In glibc (which is the library I assume you are using), malloc() (and calloc() and others in the family) normally manages the heap using the brk system call. However, for very large allocations like yours, mmap is used (see mallopt() if you wish to change the threshold at which malloc() starts using mmap).
Both of these system calls invoke the operating system's virtual memory manager, which has to allocate you some pages of memory (on x86 regular pages are 4KiB). However, most operating systems do lazy allocation. The OS will mark those pages as used, but won't allocate any physical memory for them.
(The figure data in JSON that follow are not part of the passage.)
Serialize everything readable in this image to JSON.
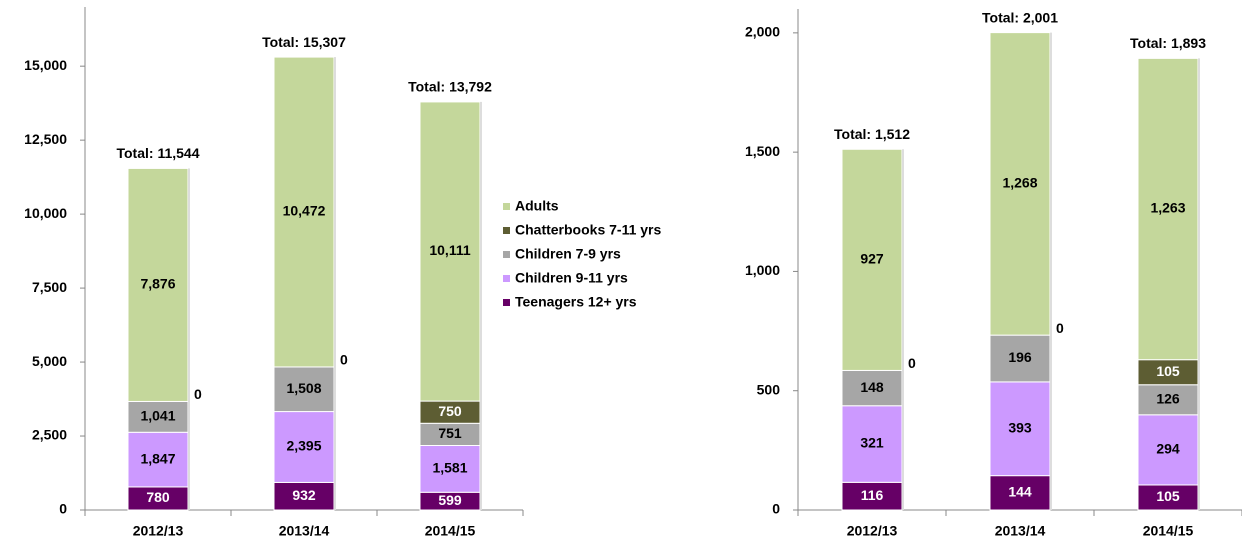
{
  "chart_data": [
    {
      "type": "stacked_bar",
      "categories": [
        "2012/13",
        "2013/14",
        "2014/15"
      ],
      "series": [
        {
          "name": "Adults",
          "color": "#c4d79b",
          "values": [
            7876,
            10472,
            10111
          ],
          "value_labels": [
            "7,876",
            "10,472",
            "10,111"
          ]
        },
        {
          "name": "Chatterbooks 7-11 yrs",
          "color": "#5d5d33",
          "values": [
            0,
            0,
            750
          ],
          "value_labels": [
            "0",
            "0",
            "750"
          ]
        },
        {
          "name": "Children 7-9 yrs",
          "color": "#a6a6a6",
          "values": [
            1041,
            1508,
            751
          ],
          "value_labels": [
            "1,041",
            "1,508",
            "751"
          ]
        },
        {
          "name": "Children 9-11 yrs",
          "color": "#cc99ff",
          "values": [
            1847,
            2395,
            1581
          ],
          "value_labels": [
            "1,847",
            "2,395",
            "1,581"
          ]
        },
        {
          "name": "Teenagers 12+ yrs",
          "color": "#660066",
          "values": [
            780,
            932,
            599
          ],
          "value_labels": [
            "780",
            "932",
            "599"
          ]
        }
      ],
      "total_labels": [
        "Total: 11,544",
        "Total: 15,307",
        "Total: 13,792"
      ],
      "ylim": [
        0,
        17000
      ],
      "yticks": [
        0,
        {
          "value": 2500,
          "label": "2,500"
        },
        {
          "value": 5000,
          "label": "5,000"
        },
        {
          "value": 7500,
          "label": "7,500"
        },
        {
          "value": 10000,
          "label": "10,000"
        },
        {
          "value": 12500,
          "label": "12,500"
        },
        {
          "value": 15000,
          "label": "15,000"
        }
      ]
    },
    {
      "type": "stacked_bar",
      "categories": [
        "2012/13",
        "2013/14",
        "2014/15"
      ],
      "series": [
        {
          "color": "#c4d79b",
          "values": [
            927,
            1268,
            1263
          ],
          "value_labels": [
            "927",
            "1,268",
            "1,263"
          ]
        },
        {
          "color": "#5d5d33",
          "values": [
            0,
            0,
            105
          ],
          "value_labels": [
            "0",
            "0",
            "105"
          ]
        },
        {
          "color": "#a6a6a6",
          "values": [
            148,
            196,
            126
          ],
          "value_labels": [
            "148",
            "196",
            "126"
          ]
        },
        {
          "color": "#cc99ff",
          "values": [
            321,
            393,
            294
          ],
          "value_labels": [
            "321",
            "393",
            "294"
          ]
        },
        {
          "color": "#660066",
          "values": [
            116,
            144,
            105
          ],
          "value_labels": [
            "116",
            "144",
            "105"
          ]
        }
      ],
      "total_labels": [
        "Total: 1,512",
        "Total: 2,001",
        "Total: 1,893"
      ],
      "ylim": [
        0,
        2100
      ],
      "yticks": [
        0,
        500,
        {
          "value": 1000,
          "label": "1,000"
        },
        {
          "value": 1500,
          "label": "1,500"
        },
        {
          "value": 2000,
          "label": "2,000"
        }
      ]
    }
  ]
}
When your code references the memory, it will fault and that's when the OS will actually map those pages to physical memory so that you can use them.
Normally, the OS will actually map all allocated pages to a single physical zero-filled page, so that there's no overhead for reads. See also: Why malloc+memset is slower than calloc?
Now, if you look at man 1 free, you will see that it always displays physical memory usage. It has nothing to do with the quirks of virtual memory.